ANA
Zollfreie Gedanken

Mutige Werber

Print-Ausgabe 16. Juni 2017

Das schöne Wort vom Mutigen, dem die Welt gehört, kann angesichts des derzeitigen Umfeldes im Tourismus auch so gedeutet werden: Nur den Mutigen gehört die Welt. Sie scheinen sogar immer mehr zu werden, ackern sich unermüdlich durch Reisekataloge, drängen sich auf Reisemessen und bekommen quadratische Augen vom Starren auf den Bildschirm, wenn sie ihr Traumziel für den nächsten Urlaub suchen. Und dann reisen sie, unbeirrt von Terrorgefahren, gelassen angesichts exzessiver Sicherheitsbestimmungen und unbeirrt vom Stau auf Bahnhöfen, Autobahnen, Flug- und Seehäfen.

Doch nicht das Lied vom braven Touristen soll hier gesungen werden, der mutig und entschlossen allen Fährnissen trotzt und immer wieder zu neuen Erlebnissen aufbricht. Diesmal gibt der mit einer glänzenden Preisverleihung eben abgeschlossene T.A.I. Werbe Grand Prix Gelegenheit, auch einmal den Mut der Werber (und ihrer Auftraggeber) ins Rampenlicht zu stellen. Weil sie vorgeblich eherne Faustregeln ihrer Branche bewusst brechen und dennoch – oder trotzdem – Erfolg damit haben. Da wird von einem weltbekannten Wintersportort ein TV-Spot ganz ohne farbenprächtige Filmsequenzen produziert, stattdessen ein mit wenigen Strichen gezeichneter Comic-Streifen, der unbändige Lust auf Bergurlaub macht.  Eine Versicherung wagt es, nach einer Folge wunderschöner Urlaubsbilder Szenen eines Krankentransportes inklusive Sanitäter und Blaulicht zu zeigen. Werbetexter schreiben lange Texte, die das Publikum nicht nur nicht überfordern, sondern sogar gerne gelesen werden. Weil sie einfach gut sind. Ein Hotel wiederum zeigt, was es von den ganz Großen gelernt hat, indem es auf seiner Website eine eigene Restplatzbörse einrichtet. Hoffentlich begleitet von einer guten Strategie, um den Vollzahlern ihren augenscheinlichen finanziellen Nachteil mit einigen Zuckerln glaubhaft zu versüßen.

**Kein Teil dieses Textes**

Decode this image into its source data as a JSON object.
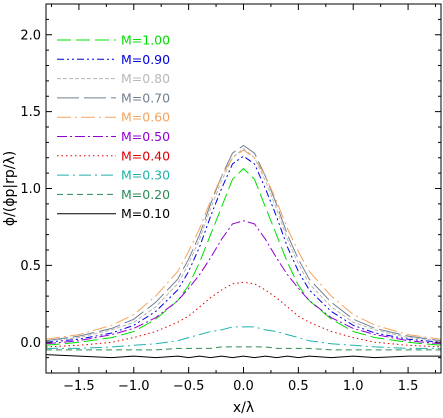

Das sind nur einige wenige Beispiele bemerkenswert unkonventioneller Wege im Kampf um den Gast. Mehr davon sind in der Liste der Grand Prix Preisträger zu finden. Nicht dabei war diesmal die französische Staatsbahn SNCF, weil sie ihre neueste Werbeidee nicht eingereicht hat – die Umbenennung ihres seit sechsunddreißig Jahren in Betrieb stehenden und weltweit unter der Marke TGV bekannten Hochgeschwindigkeitszuges, einem Aushängeschild französischer Ingenieurskunst. Er läuft ab sofort unter dem Namen INOUI. Eine nicht nur mutige, sondern geradezu schon tollkühne Entscheidung, die jedem erfahrenen Markenexperten die Haare zu Berge stehen lässt. Selbst dem Vorstandsvorsitzenden der SNCF dürfte dabei nicht ganz wohl zumute sein. Erklärt er doch in einem Zeitungsinterview, auch wenn auf den Paradezügen seines Unternehmens nicht mehr TGV draufstehe, sei doch TGV drin. Warum das Ganze dann gemacht wurde, bleibt vorerst sein Geheimnis.